Against the backdrop of the polarized debate on the ethical significance of storytelling, Hanna Meretoja's The Ethics of Storytelling: Narrative Hermeneutics, History, and the Possible develops a nuanced framework for exploring the ethical complexity of the roles narratives play in our lives. Focusing on how narratives enlarge and diminish the spaces of possibilities in which we act, think, and re-imagine the world together with others, this book proposes a theoretical-analytical framework for engaging with both the ethical potential and risks of storytelling. Further, it elaborates a narrative hermeneutics that treats narratives as culturally mediated practices of (re)interpreting experiences and articulates how narratives can be oppressive, empowering, or both. It also argues that the relationship between narrative unconscious and narrative imagination shapes our sense of the possible. In her book, Meretoja develops a hermeneutic narrative ethics that differentiates between six dimensions of the ethical potential of storytelling: the power of narratives to cultivate our sense of the possible; to contribute to individual and cultural self-understanding; to enable understanding other lives non-subsumptively in their singularity; to transform the narrative in-betweens that bind people together; to develop our perspective-awareness and capacity for perspective-taking; and to function as a form of ethical inquiry.
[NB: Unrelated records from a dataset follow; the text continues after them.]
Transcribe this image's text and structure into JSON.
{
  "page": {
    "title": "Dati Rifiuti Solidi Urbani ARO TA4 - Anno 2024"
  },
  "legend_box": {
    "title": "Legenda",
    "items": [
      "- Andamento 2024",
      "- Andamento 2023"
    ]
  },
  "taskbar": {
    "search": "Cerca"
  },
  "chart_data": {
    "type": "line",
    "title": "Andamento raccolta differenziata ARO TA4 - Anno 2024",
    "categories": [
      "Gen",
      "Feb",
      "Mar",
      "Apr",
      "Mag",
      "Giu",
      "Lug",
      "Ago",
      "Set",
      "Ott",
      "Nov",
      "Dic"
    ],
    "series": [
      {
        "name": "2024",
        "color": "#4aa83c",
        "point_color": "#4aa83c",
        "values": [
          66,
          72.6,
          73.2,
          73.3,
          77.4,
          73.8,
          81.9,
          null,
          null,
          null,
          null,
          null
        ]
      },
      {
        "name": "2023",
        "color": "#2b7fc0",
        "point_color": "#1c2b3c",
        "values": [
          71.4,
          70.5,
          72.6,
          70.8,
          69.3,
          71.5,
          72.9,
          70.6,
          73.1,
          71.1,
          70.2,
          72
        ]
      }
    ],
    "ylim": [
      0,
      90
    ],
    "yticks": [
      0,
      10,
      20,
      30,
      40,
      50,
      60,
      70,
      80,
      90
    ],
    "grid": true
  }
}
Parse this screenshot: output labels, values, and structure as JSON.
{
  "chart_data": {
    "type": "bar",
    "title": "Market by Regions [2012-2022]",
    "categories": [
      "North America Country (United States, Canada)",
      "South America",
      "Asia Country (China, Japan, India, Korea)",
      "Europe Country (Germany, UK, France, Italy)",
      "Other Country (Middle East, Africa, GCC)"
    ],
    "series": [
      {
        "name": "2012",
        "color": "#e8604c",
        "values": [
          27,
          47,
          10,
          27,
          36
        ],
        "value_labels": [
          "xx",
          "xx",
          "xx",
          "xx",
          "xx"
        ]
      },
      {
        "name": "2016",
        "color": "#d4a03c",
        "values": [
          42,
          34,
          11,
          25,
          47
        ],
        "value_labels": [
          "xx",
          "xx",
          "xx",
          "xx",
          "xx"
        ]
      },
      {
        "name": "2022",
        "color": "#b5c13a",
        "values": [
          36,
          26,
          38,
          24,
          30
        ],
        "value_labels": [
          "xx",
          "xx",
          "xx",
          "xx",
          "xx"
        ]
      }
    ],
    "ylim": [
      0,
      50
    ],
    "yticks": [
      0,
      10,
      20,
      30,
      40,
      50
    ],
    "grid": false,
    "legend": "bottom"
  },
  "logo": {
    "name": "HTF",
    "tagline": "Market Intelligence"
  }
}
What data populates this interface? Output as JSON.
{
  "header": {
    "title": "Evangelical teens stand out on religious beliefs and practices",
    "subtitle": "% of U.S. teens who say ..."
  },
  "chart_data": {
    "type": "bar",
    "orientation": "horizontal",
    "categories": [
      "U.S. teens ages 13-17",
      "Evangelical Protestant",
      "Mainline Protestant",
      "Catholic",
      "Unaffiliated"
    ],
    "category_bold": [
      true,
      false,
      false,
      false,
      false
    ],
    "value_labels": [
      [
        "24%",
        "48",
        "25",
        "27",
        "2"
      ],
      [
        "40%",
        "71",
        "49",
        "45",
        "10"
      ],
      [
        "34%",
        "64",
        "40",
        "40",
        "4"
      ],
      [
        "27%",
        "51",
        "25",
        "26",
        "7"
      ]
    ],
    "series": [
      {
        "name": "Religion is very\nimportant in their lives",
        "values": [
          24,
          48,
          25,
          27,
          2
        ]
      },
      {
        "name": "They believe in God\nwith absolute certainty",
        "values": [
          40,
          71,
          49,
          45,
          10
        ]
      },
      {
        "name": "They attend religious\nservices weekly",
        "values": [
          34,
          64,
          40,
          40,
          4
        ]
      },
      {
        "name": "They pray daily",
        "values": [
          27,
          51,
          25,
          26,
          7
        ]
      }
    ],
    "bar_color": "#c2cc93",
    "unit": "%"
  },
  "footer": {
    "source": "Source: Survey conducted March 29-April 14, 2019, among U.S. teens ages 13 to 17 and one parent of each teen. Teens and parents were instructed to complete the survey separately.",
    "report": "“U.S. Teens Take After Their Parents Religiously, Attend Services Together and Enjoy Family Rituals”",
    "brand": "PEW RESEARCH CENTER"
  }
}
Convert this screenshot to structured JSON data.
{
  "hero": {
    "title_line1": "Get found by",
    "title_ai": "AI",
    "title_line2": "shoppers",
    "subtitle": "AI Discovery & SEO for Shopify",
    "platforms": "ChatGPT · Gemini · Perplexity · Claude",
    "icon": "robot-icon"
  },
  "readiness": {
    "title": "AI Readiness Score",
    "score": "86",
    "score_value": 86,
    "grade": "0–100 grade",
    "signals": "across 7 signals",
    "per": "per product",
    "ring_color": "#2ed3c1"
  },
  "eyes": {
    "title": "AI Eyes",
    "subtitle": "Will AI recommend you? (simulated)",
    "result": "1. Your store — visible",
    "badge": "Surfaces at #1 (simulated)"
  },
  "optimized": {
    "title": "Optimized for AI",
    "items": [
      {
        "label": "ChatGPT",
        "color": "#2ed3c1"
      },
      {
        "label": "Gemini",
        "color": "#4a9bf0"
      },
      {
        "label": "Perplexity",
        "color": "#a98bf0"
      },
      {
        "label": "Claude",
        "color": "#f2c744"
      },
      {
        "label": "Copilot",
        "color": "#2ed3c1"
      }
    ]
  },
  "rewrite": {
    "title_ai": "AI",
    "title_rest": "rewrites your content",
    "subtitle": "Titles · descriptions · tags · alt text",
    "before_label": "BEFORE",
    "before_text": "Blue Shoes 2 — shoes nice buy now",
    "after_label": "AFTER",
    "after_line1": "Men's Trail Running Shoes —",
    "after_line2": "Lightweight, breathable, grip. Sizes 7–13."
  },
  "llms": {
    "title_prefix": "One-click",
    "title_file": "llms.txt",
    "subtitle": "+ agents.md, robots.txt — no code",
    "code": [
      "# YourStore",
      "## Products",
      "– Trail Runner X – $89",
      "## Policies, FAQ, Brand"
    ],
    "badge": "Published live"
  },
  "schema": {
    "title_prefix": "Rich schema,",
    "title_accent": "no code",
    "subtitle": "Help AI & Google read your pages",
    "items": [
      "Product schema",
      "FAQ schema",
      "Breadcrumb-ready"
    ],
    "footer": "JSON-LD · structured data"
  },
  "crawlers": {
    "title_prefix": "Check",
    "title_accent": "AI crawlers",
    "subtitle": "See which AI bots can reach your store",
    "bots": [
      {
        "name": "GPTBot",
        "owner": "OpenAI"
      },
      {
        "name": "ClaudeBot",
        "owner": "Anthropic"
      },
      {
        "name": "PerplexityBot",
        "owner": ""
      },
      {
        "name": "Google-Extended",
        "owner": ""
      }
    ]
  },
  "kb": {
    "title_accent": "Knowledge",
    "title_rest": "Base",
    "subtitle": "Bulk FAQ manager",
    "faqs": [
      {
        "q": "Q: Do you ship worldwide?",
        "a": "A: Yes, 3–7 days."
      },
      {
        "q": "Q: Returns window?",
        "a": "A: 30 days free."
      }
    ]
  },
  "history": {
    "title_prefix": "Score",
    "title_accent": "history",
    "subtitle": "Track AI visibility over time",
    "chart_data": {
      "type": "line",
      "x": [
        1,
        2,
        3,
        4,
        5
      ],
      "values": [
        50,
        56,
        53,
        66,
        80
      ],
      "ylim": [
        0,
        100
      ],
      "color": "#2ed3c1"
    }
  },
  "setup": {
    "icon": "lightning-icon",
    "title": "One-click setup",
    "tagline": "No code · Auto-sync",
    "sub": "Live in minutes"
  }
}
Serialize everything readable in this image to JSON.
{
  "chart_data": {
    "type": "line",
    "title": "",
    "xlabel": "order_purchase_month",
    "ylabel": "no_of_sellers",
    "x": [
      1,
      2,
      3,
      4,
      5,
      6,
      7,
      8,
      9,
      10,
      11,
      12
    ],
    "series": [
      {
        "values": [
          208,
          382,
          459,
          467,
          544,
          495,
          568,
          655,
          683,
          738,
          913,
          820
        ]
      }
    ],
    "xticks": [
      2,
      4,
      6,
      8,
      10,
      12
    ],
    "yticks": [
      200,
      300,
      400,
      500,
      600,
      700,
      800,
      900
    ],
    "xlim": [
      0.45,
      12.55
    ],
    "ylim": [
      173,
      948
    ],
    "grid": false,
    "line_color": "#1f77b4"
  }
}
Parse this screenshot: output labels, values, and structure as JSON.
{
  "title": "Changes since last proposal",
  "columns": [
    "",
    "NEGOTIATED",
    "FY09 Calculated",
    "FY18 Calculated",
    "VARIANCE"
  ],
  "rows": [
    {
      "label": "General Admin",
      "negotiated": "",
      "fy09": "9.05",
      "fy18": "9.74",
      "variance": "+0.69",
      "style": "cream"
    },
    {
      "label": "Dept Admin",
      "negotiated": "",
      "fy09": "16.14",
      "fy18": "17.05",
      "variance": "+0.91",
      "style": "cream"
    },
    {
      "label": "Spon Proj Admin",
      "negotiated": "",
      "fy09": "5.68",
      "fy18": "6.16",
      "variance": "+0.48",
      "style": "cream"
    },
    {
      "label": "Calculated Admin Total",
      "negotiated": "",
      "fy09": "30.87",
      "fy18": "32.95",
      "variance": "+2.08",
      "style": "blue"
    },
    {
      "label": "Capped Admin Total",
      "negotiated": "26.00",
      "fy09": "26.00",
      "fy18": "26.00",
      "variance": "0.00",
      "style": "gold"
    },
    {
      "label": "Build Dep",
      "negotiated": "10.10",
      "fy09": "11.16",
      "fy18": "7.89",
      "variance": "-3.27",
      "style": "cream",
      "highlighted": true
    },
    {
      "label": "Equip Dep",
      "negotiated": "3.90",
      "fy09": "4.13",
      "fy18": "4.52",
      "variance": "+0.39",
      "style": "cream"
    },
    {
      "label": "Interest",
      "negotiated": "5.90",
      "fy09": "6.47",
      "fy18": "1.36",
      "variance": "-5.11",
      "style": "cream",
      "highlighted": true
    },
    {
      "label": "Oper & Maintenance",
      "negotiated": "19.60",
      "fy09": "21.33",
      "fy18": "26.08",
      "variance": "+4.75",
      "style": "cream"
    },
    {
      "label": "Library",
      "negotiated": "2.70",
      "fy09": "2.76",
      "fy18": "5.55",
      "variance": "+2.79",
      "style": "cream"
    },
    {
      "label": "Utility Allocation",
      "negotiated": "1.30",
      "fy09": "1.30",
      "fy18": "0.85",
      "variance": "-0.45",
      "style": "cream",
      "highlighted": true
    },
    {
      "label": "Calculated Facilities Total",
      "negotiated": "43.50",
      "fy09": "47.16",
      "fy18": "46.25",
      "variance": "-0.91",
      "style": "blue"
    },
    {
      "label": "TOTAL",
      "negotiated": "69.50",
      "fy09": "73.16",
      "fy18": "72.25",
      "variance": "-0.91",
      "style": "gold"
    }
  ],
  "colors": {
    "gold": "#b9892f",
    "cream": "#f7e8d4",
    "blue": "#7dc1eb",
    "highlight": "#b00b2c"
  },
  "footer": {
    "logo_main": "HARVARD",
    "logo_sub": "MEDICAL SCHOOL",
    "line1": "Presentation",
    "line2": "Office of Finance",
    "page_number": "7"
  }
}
This book addresses our implication in violent histories and argues that it is as dialogic storytellers, fundamentally vulnerable and dependent on one another, that we become who we are: both as individuals and communities. The Ethics of Storytelling seamlessly incorporates narrative ethics, literary narrative studies, narrative psychology, narrative philosophy, and cultural memory studies. It contributes to contemporary interdisciplinary narrative studies by developing narrative hermeneutics as a philosophically rigorous, historically sensitive, and analytically subtle approach to the ethical stakes of the debate on the narrative dimension of human existence.